The Loan Prime Rate (LPR) to one year, which constitutes the reference of the most advantageous rates that banks can offer to companies and households, has been reduced by 3.70 % to 3.65 %, and that At five, a reference for mortgage loans, was lowered from 4.45 % to 4.3 %, the bank announced. These two rates are now at their lowest historical. The LPR at one year had been lowered the last time in January, the one at five years old in May.
The measure is supposed to encourage banks to grant more credits at more advantageous rates, which should, by ricochet, support activity. To support its economy, Beijing had already lowered by surprise last Monday of its key rates: refinancing rates for banks (repo) to seven days and one year.

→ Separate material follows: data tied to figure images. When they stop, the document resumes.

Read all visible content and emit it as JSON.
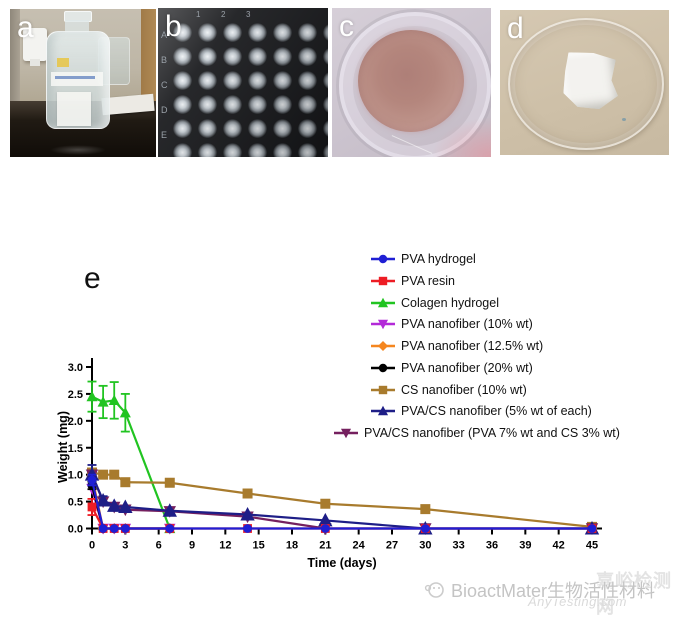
{
  "panels": {
    "a_label": "a",
    "b_label": "b",
    "c_label": "c",
    "d_label": "d",
    "e_label": "e"
  },
  "photo_b": {
    "row_labels": [
      "A",
      "B",
      "C",
      "D",
      "E"
    ],
    "col_labels": [
      "1",
      "2",
      "3"
    ]
  },
  "chart_data": {
    "type": "line",
    "title": "",
    "xlabel": "Time (days)",
    "ylabel": "Weight (mg)",
    "xlim": [
      0,
      45
    ],
    "ylim": [
      0.0,
      3.0
    ],
    "xticks": [
      0,
      3,
      6,
      9,
      12,
      15,
      18,
      21,
      24,
      27,
      30,
      33,
      36,
      39,
      42,
      45
    ],
    "yticks": [
      0.0,
      0.5,
      1.0,
      1.5,
      2.0,
      2.5,
      3.0
    ],
    "ytick_labels": [
      "0.0",
      "0.5",
      "1.0",
      "1.5",
      "2.0",
      "2.5",
      "3.0"
    ],
    "grid": false,
    "legend_position": "upper right, outside plot top",
    "series": [
      {
        "name": "PVA hydrogel",
        "color": "#1f1fd4",
        "marker": "circle",
        "msize": 4.4,
        "x": [
          0,
          1,
          2,
          3,
          7,
          14,
          21,
          30,
          45
        ],
        "y": [
          0.9,
          0,
          0,
          0,
          0,
          0,
          0,
          0,
          0
        ],
        "err": [
          0.1,
          0,
          0,
          0,
          0,
          0,
          0,
          0,
          0
        ]
      },
      {
        "name": "PVA resin",
        "color": "#ed1c24",
        "marker": "square",
        "msize": 4.4,
        "x": [
          0,
          1,
          2,
          3,
          7,
          14,
          21,
          30,
          45
        ],
        "y": [
          0.4,
          0,
          0,
          0,
          0,
          0,
          0,
          0,
          0
        ],
        "err": [
          0.15,
          0,
          0,
          0,
          0,
          0,
          0,
          0,
          0
        ]
      },
      {
        "name": "Colagen hydrogel",
        "color": "#21c421",
        "marker": "triangle",
        "msize": 4.6,
        "x": [
          0,
          1,
          2,
          3,
          7
        ],
        "y": [
          2.45,
          2.35,
          2.38,
          2.15,
          0
        ],
        "err": [
          0.28,
          0.3,
          0.34,
          0.35,
          0
        ]
      },
      {
        "name": "PVA nanofiber (10% wt)",
        "color": "#b32ad8",
        "marker": "triangle-down",
        "msize": 4.8,
        "x": [
          0,
          1,
          2,
          3,
          7
        ],
        "y": [
          0.74,
          0,
          0,
          0,
          0
        ],
        "err": [
          0,
          0,
          0,
          0,
          0
        ]
      },
      {
        "name": "PVA nanofiber (12.5% wt)",
        "color": "#f5861f",
        "marker": "diamond",
        "msize": 4.6,
        "x": [
          0,
          1,
          2,
          3,
          7
        ],
        "y": [
          0.97,
          0,
          0,
          0,
          0
        ],
        "err": [
          0,
          0,
          0,
          0,
          0
        ]
      },
      {
        "name": "PVA nanofiber (20% wt)",
        "color": "#000000",
        "marker": "circle",
        "msize": 4.6,
        "x": [
          0,
          1,
          2,
          3,
          7
        ],
        "y": [
          0.8,
          0,
          0,
          0,
          0
        ],
        "err": [
          0.07,
          0,
          0,
          0,
          0
        ]
      },
      {
        "name": "CS nanofiber (10% wt)",
        "color": "#a87b2d",
        "marker": "square",
        "msize": 5,
        "x": [
          0,
          1,
          2,
          3,
          7,
          14,
          21,
          30,
          45
        ],
        "y": [
          1.04,
          1.0,
          1.0,
          0.86,
          0.85,
          0.65,
          0.46,
          0.36,
          0.03
        ],
        "err": [
          0.07,
          0,
          0,
          0,
          0,
          0,
          0,
          0,
          0
        ]
      },
      {
        "name": "PVA/CS nanofiber (5% wt of each)",
        "color": "#1e1e87",
        "marker": "triangle",
        "msize": 6,
        "x": [
          0,
          1,
          2,
          3,
          7,
          14,
          21,
          30,
          45
        ],
        "y": [
          1.0,
          0.52,
          0.42,
          0.4,
          0.33,
          0.26,
          0.15,
          0,
          0
        ],
        "err": [
          0.18,
          0.08,
          0,
          0,
          0,
          0,
          0,
          0,
          0
        ]
      },
      {
        "name": "PVA/CS nanofiber (PVA 7% wt and CS 3% wt)",
        "color": "#75205f",
        "marker": "triangle-down",
        "msize": 5.2,
        "x": [
          0,
          1,
          2,
          3,
          7,
          14,
          21,
          30,
          45
        ],
        "y": [
          1.0,
          0.5,
          0.4,
          0.35,
          0.32,
          0.22,
          0,
          0,
          0
        ],
        "err": [
          0,
          0.07,
          0,
          0,
          0,
          0,
          0,
          0,
          0
        ]
      }
    ],
    "draw_order": [
      2,
      6,
      4,
      3,
      5,
      8,
      7,
      1,
      0
    ]
  },
  "watermark": {
    "brand": "BioactMater生物活性材料",
    "site_cn": "嘉峪检测网",
    "site_en": "AnyTesting.com"
  }
}
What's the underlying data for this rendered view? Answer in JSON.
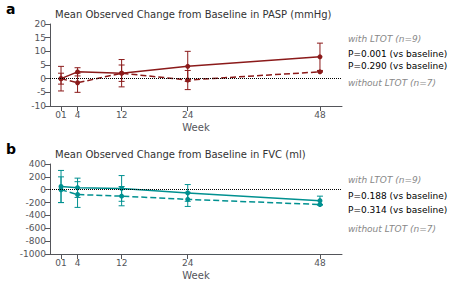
{
  "chart_data": [
    {
      "type": "line",
      "panel_label": "a",
      "title": "Mean Observed Change from Baseline in PASP (mmHg)",
      "xlabel": "Week",
      "x": [
        1,
        4,
        12,
        24,
        48
      ],
      "xlim": [
        -1,
        52
      ],
      "xticks": [
        {
          "value": 1,
          "label": "01"
        },
        4,
        12,
        24,
        48
      ],
      "ylim": [
        -10,
        20
      ],
      "yticks": [
        -10,
        -5,
        0,
        5,
        10,
        15,
        20
      ],
      "grid": false,
      "hline": 0,
      "series": [
        {
          "name": "with LTOT (n=9)",
          "color": "#8B1A1A",
          "line_style": "solid",
          "marker": "circle",
          "values": [
            0,
            2.5,
            2.0,
            4.5,
            8.0
          ],
          "err_lo": [
            4.5,
            1.5,
            5.0,
            5.5,
            5.0
          ],
          "err_hi": [
            4.5,
            1.5,
            5.0,
            5.5,
            5.0
          ]
        },
        {
          "name": "without LTOT (n=7)",
          "color": "#8B1A1A",
          "line_style": "dashed",
          "marker": "circle",
          "values": [
            0,
            -1.5,
            2.0,
            -0.5,
            2.5
          ],
          "err_lo": [
            2.0,
            3.5,
            3.0,
            3.5,
            0
          ],
          "err_hi": [
            2.0,
            3.5,
            3.0,
            3.5,
            0
          ]
        }
      ],
      "annotations": [
        "P=0.001 (vs baseline)",
        "P=0.290 (vs baseline)"
      ]
    },
    {
      "type": "line",
      "panel_label": "b",
      "title": "Mean Observed Change from Baseline in FVC (ml)",
      "xlabel": "Week",
      "x": [
        1,
        4,
        12,
        24,
        48
      ],
      "xlim": [
        -1,
        52
      ],
      "xticks": [
        {
          "value": 1,
          "label": "01"
        },
        4,
        12,
        24,
        48
      ],
      "ylim": [
        -1000,
        400
      ],
      "yticks": [
        -1000,
        -800,
        -600,
        -400,
        -200,
        0,
        200,
        400
      ],
      "grid": false,
      "hline": 0,
      "series": [
        {
          "name": "with LTOT (n=9)",
          "color": "#009090",
          "line_style": "solid",
          "marker": "circle",
          "values": [
            50,
            30,
            20,
            -50,
            -170
          ],
          "err_lo": [
            250,
            150,
            200,
            130,
            70
          ],
          "err_hi": [
            250,
            150,
            200,
            130,
            70
          ]
        },
        {
          "name": "without LTOT (n=7)",
          "color": "#009090",
          "line_style": "dashed",
          "marker": "circle",
          "values": [
            0,
            -75,
            -100,
            -150,
            -230
          ],
          "err_lo": [
            200,
            200,
            150,
            110,
            0
          ],
          "err_hi": [
            200,
            200,
            150,
            110,
            0
          ]
        }
      ],
      "annotations": [
        "P=0.188 (vs baseline)",
        "P=0.314 (vs baseline)"
      ]
    }
  ]
}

disappointing economic indicators
The real estate sector, which had served as an engine for recovery after the first epidemic wave in 2020, is in suffering and many groups are short of liquidity, including number one in the sector, Evergrande.
The poor financial health of the truck of real estate penalizes its competitors, buyers showing themselves more and more reluctant to invest in stone. Weakened, some groups are struggling to continue their sites and put in time due to the accommodation sold before their construction. An increasing number of furious owners therefore refuse to pay their monthly payments, at the risk of aggravating the situation in the sector.
These difficulties are added to the epidemic rebounds of COVID-19, which lead to confinements, unexpected closures of factories and businesses, and penalize activity.
In July, China unveiled disappointing economic indicators, notably seeing its economic growth collapsed in the second quarter, up only 0.4 % over a year. This is the worst quarterly performance of its gross domestic product (GDP) since 2020.
The government has set itself the goal this year an increase “about 5.5 %” of its GDP, but many economists doubt that it will be reached.